You are viewing a plain text version of this content. The canonical link for it is here.
Posted to user@beam.apache.org by Stephan Kotze <st...@gmail.com> on 2022/04/25 14:29:55 UTC
GlobalWindows and default triggers

Hi

We are trying to get a clear understanding of how Beam Behaves when
streaming, but without explicit windowing applied.

The Use Case ->
* A Message arrives on PubSub that contains the uri's of a set of files in
GCS that must be processed together.
* The files are read from GCS using FileIO (we need to do some initial
parsing of each file)
* (DoFn) We emit text elements based on Regex
* (DoFn) The text elements are further parsed and now turned into KVs
* We perform Joins / CoGroupByKey / GroupByKeys on the KVs
* (DoFn) Create elements to be written to BigQuery
* Store the elements into BQ (different rows/ tables etc.)
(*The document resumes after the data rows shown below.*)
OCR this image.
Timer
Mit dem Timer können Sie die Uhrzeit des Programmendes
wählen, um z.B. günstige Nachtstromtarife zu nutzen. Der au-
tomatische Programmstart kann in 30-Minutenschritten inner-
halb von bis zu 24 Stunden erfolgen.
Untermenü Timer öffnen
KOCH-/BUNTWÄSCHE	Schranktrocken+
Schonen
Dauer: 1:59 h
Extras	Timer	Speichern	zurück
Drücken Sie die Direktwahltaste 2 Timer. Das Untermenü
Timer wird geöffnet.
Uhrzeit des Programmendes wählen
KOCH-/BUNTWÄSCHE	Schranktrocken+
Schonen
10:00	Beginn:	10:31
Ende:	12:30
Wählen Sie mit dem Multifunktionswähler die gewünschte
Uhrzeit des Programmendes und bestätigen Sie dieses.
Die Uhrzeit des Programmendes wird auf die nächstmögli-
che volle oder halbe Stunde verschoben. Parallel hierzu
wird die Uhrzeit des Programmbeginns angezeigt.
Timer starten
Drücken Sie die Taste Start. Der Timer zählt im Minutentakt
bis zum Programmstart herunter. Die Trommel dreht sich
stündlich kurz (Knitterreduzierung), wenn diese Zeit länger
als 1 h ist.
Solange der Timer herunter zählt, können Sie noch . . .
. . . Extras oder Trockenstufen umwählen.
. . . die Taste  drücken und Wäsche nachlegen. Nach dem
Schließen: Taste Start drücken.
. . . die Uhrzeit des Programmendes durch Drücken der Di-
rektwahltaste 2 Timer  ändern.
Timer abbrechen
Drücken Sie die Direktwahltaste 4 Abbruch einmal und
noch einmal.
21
It can almost be seen as a micro batch being executed per incoming message,
they are not massive and the delay in starting up Dataflow batch JSONs for
these (1 to 2 minutes) introduces unnecessary latency. (We want to process
these "microbatches" in a few seconds at most).
There is no business concept of time based windowing. The window really is
per input file from PubSub.



Where we are getting a bit unstuck is that writing this pipeline, with no
triggers at all it works as expected (well we've not tested edge cases
etc.) but this is unexpected because: of the documentation stating
"If you are using unbounded PCollections, you must use either non-global
windowing or an aggregation trigger in order to perform a GroupByKey or
CoGroupByKey. This is because a bounded GroupByKey or CoGroupByKey must
wait for all the data with a certain key to be collected, but with
unbounded collections, the data is unlimited. Windowing and/or triggers
allow grouping to operate on logical, finite bundles of data within the
unbounded data streams."

Which to my mind indicates that a GroupByKey in a streaming pipeline with
no Explicit Triggers in a global window (we aren't assigning any windows
explicitly either) should error. But it does not.

So the questions then arise:
* Why can we do the GroupByKeys/Joins etc. without triggers? (Why is it not
erroring)
* When Performing joins / GroupByKeys etc. what will be included? will it
only be elements from the Source message -> messages read etc? or can
elements from other Source messages be included (if they have the same
keys).
* Essentially, if we do nothing (or if we trigger once per input message,
will only elements from that trigger
* Would a trigger such as AfterPane.elementCountAtLeast(1), potentially
combine multiple elements from different source messages (impulsed), and
this can potentially be managed by adding something to our Keys, that is
unique to every source message?


If someone could help clarifying the boundaries here it would be super
helpful

Thanks so much,
Stephan

PS.

Locally I'm cheating with:
        PCollection<String> filepatterns =
p.apply(GenerateSequence.from(0).to(9).withRate(1,
Duration.standardSeconds(1)))

.apply(MapElements.into(TypeDescriptors.strings()).via(input -> {
                    return
String.format("/c:/Users/Stephan/dev/word-count-beam/small-%s.txt", input);
                }));


        PCollection<KV<String, String>> kvCollection =
filepatterns.apply(FileIO.matchAll()
                        .withEmptyMatchTreatment(DISALLOW))
                .apply(FileIO.readMatches())


Which triggers the reading of files via a sequence and not PubSub, so we
aren't introducing any watermarking/time dimensions